DENVER (Legal Newsline) - Colorado Attorney General John Suthers announced a default judgment Friday against multiple door-to-door magazine companies that were the subject of hundreds of complaints with Suthers' office and the Better Business Bureau.
The companies, all owned and operated by Jennifer Proffitt-Payne and Cody Payne, allegedly engaged in a long-term pattern of deceptive conduct. The defendants allegedly misrepresented affiliation with local charities and schools, failed to deliver ordered magazines and failed to issue consumer refunds.
The companies covered by the judgment include American Cash Awards Inc. and Great Lakes Circulation Inc.

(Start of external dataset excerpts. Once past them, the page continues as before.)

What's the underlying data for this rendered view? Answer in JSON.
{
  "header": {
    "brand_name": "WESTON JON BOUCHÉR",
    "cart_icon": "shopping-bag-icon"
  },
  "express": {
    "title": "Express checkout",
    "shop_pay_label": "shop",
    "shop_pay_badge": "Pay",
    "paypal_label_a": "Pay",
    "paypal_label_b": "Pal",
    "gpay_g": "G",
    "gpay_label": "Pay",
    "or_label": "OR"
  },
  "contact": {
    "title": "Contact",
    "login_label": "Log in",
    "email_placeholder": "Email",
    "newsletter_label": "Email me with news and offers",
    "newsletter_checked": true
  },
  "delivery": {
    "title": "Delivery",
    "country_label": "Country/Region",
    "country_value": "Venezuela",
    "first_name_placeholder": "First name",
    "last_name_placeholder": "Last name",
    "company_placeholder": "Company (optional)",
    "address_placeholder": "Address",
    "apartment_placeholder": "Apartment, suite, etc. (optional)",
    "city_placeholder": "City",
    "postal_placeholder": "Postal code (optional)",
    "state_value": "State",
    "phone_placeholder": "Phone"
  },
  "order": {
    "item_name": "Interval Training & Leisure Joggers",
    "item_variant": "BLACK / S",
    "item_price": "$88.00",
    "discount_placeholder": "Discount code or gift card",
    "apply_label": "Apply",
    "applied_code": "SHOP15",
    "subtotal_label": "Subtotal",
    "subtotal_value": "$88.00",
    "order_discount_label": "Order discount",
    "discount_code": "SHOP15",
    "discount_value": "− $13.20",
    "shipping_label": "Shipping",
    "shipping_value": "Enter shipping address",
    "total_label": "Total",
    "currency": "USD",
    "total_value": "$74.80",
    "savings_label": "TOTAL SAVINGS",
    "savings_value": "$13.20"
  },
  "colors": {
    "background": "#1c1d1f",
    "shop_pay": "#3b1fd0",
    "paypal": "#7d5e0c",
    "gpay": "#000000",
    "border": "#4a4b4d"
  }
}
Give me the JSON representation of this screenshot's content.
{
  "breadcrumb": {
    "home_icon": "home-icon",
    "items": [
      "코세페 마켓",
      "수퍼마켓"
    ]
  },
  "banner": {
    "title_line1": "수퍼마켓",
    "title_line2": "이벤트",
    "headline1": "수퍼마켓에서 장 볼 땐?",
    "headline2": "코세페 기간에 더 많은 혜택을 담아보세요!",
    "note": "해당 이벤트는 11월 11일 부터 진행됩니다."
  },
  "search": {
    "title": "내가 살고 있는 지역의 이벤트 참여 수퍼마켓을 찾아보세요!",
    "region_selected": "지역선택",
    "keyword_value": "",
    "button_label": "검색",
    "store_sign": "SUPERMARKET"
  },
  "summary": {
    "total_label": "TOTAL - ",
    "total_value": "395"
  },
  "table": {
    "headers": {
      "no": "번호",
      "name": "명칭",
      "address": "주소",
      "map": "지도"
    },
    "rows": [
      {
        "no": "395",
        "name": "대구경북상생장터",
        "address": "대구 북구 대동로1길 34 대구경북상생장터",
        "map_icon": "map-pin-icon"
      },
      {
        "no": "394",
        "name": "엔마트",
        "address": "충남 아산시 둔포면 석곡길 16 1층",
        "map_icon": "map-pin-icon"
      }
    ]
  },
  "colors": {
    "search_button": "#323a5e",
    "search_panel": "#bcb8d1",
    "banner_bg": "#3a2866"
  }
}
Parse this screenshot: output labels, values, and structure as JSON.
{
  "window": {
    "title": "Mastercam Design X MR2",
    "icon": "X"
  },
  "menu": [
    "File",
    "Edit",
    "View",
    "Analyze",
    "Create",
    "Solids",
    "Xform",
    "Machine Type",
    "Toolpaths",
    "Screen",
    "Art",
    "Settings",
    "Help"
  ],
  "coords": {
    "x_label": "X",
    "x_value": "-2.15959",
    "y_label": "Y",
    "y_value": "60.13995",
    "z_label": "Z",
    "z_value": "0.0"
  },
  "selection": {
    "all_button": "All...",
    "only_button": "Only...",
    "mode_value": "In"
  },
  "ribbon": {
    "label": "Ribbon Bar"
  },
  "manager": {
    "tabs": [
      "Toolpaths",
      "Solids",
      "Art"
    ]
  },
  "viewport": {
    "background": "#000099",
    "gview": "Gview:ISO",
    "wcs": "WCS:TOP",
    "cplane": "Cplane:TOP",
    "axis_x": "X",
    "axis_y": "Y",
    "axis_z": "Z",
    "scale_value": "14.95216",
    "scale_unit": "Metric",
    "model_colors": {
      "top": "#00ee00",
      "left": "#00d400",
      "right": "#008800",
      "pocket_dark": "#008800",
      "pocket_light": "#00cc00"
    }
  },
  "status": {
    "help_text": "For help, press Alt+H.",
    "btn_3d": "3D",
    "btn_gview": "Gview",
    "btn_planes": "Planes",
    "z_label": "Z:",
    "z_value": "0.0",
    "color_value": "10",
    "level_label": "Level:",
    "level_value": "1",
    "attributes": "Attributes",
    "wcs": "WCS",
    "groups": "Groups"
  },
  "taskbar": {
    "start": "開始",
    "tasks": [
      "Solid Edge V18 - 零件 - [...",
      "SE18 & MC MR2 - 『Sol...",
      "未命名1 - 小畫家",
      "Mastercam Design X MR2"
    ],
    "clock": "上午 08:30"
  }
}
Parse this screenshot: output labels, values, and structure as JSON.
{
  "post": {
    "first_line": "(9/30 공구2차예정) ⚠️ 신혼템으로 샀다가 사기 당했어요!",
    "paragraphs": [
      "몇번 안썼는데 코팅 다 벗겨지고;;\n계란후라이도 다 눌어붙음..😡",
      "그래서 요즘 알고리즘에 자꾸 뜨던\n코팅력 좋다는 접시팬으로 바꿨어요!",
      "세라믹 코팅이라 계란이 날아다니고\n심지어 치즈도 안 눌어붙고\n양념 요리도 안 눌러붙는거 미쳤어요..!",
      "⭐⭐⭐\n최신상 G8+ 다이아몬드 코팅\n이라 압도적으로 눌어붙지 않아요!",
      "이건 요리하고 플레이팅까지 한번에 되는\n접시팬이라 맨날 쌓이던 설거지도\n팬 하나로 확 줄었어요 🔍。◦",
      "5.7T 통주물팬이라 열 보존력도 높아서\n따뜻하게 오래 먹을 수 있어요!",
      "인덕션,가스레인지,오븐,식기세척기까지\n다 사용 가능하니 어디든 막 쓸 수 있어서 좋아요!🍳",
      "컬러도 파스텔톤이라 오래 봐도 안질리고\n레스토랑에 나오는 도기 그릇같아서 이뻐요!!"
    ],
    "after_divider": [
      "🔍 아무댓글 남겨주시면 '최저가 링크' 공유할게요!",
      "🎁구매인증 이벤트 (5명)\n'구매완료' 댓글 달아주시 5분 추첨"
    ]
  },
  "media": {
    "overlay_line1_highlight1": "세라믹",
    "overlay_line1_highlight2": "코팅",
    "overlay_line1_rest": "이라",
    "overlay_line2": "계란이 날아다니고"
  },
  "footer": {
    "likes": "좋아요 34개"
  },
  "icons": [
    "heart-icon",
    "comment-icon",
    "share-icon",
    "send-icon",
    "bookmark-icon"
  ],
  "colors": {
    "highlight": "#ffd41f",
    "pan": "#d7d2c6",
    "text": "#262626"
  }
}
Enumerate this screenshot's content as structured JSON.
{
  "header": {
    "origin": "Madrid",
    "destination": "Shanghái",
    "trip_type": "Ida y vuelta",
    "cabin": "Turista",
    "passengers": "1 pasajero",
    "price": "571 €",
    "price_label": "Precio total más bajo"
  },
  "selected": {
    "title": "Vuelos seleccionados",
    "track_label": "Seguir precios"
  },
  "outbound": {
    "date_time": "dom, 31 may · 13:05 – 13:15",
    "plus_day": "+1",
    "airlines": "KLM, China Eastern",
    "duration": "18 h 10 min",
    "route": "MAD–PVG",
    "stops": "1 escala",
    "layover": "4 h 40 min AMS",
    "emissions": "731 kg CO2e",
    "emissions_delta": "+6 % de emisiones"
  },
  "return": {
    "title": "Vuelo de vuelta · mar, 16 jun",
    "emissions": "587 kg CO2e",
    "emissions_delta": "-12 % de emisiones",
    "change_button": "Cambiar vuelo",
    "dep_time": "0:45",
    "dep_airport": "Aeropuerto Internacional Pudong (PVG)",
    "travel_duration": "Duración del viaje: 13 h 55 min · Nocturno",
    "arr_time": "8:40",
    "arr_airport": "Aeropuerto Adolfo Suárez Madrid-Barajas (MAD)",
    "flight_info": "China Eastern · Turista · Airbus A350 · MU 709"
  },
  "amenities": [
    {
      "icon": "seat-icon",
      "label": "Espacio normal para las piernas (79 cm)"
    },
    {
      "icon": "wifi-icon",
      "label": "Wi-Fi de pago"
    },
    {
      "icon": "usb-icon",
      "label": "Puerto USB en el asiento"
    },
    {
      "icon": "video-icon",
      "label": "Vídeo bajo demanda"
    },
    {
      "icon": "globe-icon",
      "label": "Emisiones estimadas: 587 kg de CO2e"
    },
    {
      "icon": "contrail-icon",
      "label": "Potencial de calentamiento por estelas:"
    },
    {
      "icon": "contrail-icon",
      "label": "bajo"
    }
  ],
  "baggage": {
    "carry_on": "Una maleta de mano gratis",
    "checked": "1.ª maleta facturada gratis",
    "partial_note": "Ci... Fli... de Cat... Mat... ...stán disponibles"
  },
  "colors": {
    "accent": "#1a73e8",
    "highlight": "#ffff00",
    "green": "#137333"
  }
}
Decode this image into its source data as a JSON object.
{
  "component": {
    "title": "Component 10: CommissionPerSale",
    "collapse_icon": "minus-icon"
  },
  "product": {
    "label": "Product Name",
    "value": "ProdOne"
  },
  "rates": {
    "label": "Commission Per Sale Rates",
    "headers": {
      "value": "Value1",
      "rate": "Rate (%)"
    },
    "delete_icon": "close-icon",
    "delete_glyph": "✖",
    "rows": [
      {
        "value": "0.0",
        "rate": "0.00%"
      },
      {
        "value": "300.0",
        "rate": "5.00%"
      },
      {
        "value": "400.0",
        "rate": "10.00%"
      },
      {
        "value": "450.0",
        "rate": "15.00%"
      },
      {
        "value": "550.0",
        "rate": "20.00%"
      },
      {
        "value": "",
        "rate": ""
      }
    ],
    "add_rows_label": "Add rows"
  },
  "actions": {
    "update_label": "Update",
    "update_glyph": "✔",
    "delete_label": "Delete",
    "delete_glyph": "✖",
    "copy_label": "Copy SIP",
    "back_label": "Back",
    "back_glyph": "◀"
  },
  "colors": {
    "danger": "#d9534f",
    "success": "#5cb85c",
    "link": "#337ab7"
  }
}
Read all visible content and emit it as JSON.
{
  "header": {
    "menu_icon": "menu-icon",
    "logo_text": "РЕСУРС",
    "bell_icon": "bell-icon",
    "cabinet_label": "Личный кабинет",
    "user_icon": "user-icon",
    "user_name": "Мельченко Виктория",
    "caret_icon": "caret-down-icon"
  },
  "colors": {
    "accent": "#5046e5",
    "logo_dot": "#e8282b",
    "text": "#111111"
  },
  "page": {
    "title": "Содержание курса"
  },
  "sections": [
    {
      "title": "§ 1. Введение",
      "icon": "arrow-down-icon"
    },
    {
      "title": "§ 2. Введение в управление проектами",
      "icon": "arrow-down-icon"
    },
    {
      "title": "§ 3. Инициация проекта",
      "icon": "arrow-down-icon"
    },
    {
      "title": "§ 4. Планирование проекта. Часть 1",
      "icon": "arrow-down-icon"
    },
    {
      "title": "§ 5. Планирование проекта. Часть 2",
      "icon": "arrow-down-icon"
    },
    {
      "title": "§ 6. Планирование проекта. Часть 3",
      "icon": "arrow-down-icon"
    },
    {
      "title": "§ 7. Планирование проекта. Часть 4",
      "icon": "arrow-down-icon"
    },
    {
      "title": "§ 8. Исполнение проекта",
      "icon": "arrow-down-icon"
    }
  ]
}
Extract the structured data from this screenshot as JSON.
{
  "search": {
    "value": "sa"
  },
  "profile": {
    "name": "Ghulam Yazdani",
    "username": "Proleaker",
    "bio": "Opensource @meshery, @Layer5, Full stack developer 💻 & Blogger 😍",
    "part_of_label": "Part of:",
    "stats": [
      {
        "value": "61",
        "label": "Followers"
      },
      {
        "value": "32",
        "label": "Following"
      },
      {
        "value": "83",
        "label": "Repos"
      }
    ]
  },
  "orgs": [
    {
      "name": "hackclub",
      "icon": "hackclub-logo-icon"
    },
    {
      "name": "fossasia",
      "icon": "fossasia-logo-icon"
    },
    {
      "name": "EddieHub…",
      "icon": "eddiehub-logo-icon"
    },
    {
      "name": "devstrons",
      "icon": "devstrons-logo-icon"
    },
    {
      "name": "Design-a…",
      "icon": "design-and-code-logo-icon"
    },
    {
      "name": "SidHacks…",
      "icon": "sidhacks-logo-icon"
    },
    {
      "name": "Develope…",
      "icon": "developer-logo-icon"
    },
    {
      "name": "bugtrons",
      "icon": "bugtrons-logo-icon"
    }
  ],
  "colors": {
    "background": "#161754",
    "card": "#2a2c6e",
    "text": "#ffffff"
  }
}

"After first pressuring consumers into buying magazine subscriptions, this husband-wife duo would then change their company names to make refunds impossible to secure," Suthers said. "Moreover, they deceived people by claiming that magazine sales were benefitting the military, charities, and schools which they were not."
Proffitt-Payne and Payne failed to defend the claims against them and the Denver District Court ruled in the state's favor. The defendants are now permanently banned from the door-to-door sale of magazines in the state and from using the state as a home base for a national door-to-door magazine sales operation.
Proffitt-Payne must pay $500,000 and Payne must pay $385,000 in civil penalties as part of the judgment. Additionally, Proffitt-Payne and Payne were found to be liable for an additional $85,148.71 in restitution, unjust enrichment and attorney fees, while Proffitt-Payne was also ordered to pay an added $23,792.12 in restitution.